Stava per volgerle le spalle e dirigersi verso prora, quando Mariquita gli chiuse il passo, dicendogli:

— Volete che torniamo, Piotre?

— E dove, signora? — chiese il lupo di mare, fermandosi.

— A Punta Arenas. —

Egli la guardò fissa: v’era nei suoi occhi un lampo di vago terrore.

— A Punta Arenas! — esclamò con un tono di voce in cui si sentiva una lontana commozione. — A che fare?

— A rigettare l’àncora.

— Vorreste rinunciare alla spedizione?

— Sì e riprendermi la promessa fattavi, — rispose Mariquita con voce risoluta.

— E’ troppo tardi e poi, chi salverebbe Alonso?
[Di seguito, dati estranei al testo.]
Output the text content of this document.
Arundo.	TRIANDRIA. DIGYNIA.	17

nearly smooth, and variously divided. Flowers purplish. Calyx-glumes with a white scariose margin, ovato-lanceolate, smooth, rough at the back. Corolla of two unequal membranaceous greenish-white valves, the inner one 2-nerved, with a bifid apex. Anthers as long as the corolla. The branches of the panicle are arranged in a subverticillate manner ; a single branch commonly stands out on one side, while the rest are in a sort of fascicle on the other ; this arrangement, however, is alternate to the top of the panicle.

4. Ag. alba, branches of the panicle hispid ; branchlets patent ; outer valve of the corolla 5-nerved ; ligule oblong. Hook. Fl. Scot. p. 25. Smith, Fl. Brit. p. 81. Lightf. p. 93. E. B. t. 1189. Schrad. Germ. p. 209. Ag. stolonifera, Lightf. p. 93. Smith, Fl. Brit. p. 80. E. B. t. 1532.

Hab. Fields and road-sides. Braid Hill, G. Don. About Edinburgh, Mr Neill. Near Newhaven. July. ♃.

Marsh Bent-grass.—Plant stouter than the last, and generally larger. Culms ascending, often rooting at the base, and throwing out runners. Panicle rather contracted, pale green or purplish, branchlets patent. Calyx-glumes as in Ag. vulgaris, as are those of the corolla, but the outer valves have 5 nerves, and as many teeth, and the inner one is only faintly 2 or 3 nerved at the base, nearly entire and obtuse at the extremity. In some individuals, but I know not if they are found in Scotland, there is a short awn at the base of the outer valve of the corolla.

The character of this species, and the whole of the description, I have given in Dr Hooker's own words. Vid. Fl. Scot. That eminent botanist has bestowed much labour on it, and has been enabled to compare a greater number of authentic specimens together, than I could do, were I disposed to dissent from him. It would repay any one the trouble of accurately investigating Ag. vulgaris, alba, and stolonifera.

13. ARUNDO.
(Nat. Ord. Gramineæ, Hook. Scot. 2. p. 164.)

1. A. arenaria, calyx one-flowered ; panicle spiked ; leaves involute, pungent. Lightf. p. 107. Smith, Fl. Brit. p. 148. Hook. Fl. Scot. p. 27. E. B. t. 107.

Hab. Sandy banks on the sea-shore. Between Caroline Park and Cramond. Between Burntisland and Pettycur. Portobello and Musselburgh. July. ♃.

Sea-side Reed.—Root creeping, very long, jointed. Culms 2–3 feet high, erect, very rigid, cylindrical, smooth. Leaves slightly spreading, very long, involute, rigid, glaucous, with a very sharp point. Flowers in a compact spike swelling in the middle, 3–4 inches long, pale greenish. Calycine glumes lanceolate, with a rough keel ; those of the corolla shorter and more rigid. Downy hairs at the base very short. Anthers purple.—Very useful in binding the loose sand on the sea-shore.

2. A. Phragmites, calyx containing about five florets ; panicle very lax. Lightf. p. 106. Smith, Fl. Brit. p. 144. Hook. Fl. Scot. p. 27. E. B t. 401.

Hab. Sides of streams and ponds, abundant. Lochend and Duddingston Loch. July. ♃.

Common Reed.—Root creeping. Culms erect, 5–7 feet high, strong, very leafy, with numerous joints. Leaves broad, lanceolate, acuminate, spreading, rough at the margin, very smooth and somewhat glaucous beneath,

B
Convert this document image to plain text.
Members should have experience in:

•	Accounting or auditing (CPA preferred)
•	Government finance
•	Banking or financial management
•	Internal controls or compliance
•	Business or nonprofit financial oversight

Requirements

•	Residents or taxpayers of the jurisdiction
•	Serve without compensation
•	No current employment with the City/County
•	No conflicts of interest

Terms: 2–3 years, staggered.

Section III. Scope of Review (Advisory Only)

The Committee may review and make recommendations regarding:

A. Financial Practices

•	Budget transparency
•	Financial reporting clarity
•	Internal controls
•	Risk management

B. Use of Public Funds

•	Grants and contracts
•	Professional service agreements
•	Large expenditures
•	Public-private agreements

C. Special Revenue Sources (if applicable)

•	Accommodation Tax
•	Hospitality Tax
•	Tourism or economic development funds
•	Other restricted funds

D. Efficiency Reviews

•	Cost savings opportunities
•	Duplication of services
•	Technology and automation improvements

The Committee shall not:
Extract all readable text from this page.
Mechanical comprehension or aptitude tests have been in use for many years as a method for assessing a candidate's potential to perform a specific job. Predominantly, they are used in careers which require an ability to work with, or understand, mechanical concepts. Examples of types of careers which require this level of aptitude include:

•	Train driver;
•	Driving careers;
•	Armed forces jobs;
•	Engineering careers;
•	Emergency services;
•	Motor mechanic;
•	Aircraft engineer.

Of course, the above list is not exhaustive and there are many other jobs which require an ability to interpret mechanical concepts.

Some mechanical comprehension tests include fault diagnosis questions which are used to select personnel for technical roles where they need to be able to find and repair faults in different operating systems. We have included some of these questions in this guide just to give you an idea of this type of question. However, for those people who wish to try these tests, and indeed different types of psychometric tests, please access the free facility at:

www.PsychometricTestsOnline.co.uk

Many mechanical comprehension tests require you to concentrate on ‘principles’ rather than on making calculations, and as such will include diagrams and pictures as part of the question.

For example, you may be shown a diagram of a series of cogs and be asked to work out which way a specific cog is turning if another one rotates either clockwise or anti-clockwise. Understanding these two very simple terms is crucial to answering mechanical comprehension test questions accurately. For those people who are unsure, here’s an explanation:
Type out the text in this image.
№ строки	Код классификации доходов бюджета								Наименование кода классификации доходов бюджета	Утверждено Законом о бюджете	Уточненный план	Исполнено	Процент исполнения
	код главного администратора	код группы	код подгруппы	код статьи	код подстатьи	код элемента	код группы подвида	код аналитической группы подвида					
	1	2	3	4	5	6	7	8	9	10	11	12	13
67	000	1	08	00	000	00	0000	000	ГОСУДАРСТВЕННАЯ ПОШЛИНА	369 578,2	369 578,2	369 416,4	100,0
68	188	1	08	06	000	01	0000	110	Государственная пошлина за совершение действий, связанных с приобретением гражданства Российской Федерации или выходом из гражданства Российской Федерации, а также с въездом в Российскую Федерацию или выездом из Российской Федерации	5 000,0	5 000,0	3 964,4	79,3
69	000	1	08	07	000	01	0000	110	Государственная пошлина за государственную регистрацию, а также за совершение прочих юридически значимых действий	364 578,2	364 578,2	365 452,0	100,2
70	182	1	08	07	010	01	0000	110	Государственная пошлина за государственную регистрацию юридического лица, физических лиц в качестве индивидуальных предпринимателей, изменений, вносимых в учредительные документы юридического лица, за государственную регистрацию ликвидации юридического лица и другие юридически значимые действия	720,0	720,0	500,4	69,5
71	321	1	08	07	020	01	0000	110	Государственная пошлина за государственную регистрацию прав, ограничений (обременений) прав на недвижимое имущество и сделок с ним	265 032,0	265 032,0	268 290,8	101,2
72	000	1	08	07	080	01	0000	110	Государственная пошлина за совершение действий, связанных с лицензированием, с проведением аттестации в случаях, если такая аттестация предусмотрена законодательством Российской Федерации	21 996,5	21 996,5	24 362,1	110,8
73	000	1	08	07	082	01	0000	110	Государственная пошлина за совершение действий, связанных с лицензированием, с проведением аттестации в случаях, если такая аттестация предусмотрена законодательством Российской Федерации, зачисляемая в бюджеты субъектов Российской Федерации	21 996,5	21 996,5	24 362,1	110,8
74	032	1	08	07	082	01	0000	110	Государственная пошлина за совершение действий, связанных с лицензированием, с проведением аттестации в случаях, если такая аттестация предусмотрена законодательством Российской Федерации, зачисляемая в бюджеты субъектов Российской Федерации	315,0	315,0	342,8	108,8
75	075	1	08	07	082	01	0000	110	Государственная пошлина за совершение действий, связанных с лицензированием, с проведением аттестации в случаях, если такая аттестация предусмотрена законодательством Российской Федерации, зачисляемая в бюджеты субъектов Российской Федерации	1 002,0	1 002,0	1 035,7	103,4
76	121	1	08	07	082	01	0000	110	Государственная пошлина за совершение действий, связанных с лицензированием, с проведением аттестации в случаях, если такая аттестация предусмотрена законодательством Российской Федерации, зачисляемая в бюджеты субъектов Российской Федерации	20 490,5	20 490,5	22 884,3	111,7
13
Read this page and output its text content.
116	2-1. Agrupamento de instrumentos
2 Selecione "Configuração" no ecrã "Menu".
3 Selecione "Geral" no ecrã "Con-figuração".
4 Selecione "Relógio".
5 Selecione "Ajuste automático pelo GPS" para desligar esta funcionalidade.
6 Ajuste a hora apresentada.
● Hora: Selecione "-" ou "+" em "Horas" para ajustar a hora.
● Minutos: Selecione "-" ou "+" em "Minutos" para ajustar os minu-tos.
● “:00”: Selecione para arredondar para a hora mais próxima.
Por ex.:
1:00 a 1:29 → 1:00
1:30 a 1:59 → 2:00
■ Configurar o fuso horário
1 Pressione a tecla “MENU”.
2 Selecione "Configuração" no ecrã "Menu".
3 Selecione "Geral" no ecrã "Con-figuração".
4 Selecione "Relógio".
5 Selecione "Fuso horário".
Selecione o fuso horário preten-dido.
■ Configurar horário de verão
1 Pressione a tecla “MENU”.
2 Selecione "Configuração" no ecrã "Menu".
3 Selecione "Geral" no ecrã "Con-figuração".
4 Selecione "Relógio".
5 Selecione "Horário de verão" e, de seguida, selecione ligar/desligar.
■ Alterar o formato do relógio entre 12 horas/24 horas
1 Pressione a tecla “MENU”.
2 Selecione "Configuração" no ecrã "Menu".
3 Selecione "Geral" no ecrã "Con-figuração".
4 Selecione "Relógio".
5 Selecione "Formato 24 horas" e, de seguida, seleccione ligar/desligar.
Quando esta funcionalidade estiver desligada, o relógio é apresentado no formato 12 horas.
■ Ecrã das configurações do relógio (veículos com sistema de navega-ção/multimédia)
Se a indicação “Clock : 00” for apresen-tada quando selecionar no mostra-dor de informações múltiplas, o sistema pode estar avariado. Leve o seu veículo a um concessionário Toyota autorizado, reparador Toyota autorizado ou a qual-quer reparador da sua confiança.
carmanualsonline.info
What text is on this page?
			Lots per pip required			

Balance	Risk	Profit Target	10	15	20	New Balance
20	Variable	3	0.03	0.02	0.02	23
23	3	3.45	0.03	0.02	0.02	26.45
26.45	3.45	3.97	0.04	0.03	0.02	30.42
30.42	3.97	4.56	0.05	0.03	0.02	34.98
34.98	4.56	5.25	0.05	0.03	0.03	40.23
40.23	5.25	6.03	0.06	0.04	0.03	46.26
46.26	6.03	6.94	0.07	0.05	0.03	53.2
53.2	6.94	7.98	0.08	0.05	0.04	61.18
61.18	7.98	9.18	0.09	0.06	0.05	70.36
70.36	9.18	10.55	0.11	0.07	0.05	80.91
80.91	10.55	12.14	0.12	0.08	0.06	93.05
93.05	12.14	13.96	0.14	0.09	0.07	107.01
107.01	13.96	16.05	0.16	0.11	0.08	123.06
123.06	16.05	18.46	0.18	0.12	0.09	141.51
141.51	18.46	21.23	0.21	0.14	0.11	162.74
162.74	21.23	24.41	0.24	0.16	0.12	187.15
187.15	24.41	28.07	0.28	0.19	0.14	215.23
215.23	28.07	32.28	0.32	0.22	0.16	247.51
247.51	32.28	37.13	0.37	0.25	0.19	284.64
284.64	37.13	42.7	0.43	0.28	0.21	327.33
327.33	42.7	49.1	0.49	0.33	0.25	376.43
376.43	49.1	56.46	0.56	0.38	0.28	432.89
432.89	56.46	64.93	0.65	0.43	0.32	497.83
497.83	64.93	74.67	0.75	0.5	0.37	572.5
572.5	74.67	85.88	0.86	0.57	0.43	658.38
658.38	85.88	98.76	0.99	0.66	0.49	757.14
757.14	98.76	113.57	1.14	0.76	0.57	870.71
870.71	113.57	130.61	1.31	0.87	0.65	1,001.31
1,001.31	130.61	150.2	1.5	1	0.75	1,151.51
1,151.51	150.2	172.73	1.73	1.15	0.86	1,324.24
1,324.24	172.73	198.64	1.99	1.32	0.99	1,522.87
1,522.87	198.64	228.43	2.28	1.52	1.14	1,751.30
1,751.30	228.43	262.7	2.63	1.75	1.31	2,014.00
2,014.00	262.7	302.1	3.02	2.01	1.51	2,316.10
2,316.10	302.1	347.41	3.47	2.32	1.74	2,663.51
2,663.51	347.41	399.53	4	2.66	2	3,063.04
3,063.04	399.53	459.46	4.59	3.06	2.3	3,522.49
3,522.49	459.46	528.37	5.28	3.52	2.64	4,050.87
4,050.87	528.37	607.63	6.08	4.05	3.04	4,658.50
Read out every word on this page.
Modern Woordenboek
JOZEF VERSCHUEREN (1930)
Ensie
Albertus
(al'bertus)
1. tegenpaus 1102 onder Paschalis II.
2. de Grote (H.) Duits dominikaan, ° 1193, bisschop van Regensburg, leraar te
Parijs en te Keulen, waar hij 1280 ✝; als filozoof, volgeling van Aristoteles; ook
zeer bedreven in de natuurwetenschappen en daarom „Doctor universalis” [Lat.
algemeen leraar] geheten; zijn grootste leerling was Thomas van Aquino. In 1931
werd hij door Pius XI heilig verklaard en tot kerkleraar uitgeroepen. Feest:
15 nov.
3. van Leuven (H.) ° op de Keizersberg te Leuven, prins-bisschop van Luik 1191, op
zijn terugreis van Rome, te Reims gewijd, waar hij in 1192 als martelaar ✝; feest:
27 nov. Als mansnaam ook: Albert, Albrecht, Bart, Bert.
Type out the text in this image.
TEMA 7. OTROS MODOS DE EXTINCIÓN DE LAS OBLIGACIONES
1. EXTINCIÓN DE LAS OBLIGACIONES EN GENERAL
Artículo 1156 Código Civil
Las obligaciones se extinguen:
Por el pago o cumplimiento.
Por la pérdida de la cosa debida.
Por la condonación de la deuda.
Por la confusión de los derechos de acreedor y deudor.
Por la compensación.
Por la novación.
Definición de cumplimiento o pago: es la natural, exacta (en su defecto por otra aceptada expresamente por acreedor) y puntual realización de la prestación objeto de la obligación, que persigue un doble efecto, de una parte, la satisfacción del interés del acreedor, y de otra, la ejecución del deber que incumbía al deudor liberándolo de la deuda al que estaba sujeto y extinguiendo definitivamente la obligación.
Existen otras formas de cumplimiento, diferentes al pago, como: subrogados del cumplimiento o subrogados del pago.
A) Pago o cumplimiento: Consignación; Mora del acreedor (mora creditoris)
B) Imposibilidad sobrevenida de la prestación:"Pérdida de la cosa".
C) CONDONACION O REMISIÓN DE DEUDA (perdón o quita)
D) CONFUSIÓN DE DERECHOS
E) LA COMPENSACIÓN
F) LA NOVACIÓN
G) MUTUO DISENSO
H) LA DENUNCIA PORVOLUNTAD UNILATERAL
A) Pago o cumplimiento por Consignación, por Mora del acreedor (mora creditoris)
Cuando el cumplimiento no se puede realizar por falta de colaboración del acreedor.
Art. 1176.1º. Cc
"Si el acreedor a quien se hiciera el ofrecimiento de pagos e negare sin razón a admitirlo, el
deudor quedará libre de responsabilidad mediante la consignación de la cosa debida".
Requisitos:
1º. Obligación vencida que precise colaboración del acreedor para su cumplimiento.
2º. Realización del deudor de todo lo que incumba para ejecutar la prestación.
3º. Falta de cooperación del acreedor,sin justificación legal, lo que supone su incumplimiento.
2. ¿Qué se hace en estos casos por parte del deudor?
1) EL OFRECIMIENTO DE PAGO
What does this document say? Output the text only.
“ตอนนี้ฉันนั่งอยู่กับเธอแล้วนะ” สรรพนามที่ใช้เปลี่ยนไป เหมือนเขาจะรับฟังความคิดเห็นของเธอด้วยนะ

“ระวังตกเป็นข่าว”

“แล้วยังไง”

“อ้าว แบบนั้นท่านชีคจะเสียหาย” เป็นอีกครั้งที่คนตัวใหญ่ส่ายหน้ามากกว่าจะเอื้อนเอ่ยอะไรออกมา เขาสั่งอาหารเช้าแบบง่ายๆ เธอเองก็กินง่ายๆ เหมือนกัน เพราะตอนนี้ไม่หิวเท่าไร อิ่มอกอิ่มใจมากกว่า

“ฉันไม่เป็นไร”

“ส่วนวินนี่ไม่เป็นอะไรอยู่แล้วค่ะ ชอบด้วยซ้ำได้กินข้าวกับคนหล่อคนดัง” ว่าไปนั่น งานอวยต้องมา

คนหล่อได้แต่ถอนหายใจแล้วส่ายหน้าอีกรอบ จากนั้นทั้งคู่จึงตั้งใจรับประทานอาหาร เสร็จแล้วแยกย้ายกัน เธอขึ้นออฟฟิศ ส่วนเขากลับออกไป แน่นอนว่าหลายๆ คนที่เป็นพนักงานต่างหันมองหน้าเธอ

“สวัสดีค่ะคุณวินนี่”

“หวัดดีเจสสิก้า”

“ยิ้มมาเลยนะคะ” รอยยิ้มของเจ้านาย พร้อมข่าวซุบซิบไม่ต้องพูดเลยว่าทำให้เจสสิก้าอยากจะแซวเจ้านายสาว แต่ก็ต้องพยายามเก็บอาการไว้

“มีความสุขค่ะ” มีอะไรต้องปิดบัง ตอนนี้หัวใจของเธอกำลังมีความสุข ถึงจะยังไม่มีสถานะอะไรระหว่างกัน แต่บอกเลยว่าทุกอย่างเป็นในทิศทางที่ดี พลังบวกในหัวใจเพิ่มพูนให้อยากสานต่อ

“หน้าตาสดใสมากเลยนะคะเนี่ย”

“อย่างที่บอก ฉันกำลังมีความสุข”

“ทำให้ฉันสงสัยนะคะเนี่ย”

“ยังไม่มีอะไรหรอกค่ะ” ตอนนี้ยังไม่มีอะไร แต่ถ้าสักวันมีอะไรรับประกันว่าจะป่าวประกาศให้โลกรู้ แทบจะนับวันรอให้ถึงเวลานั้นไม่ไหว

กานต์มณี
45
Mi hanno raccontato tutto e vi assicuro che se noi non andremo in suo soccorso, morrà di stenti sulle desolate spiaggie della Terra del Fuoco.

— Che importa a voi di lui?

— Di lui no, ma di voi molto e non ho alcun desiderio di rompere il vostro giuramento. Quando io mi metto in mare non ritorno più, signora, fino a che non ho raggiunto il mio scopo. Quando la mia missione sarà finita tornerò; prima non lo sperate.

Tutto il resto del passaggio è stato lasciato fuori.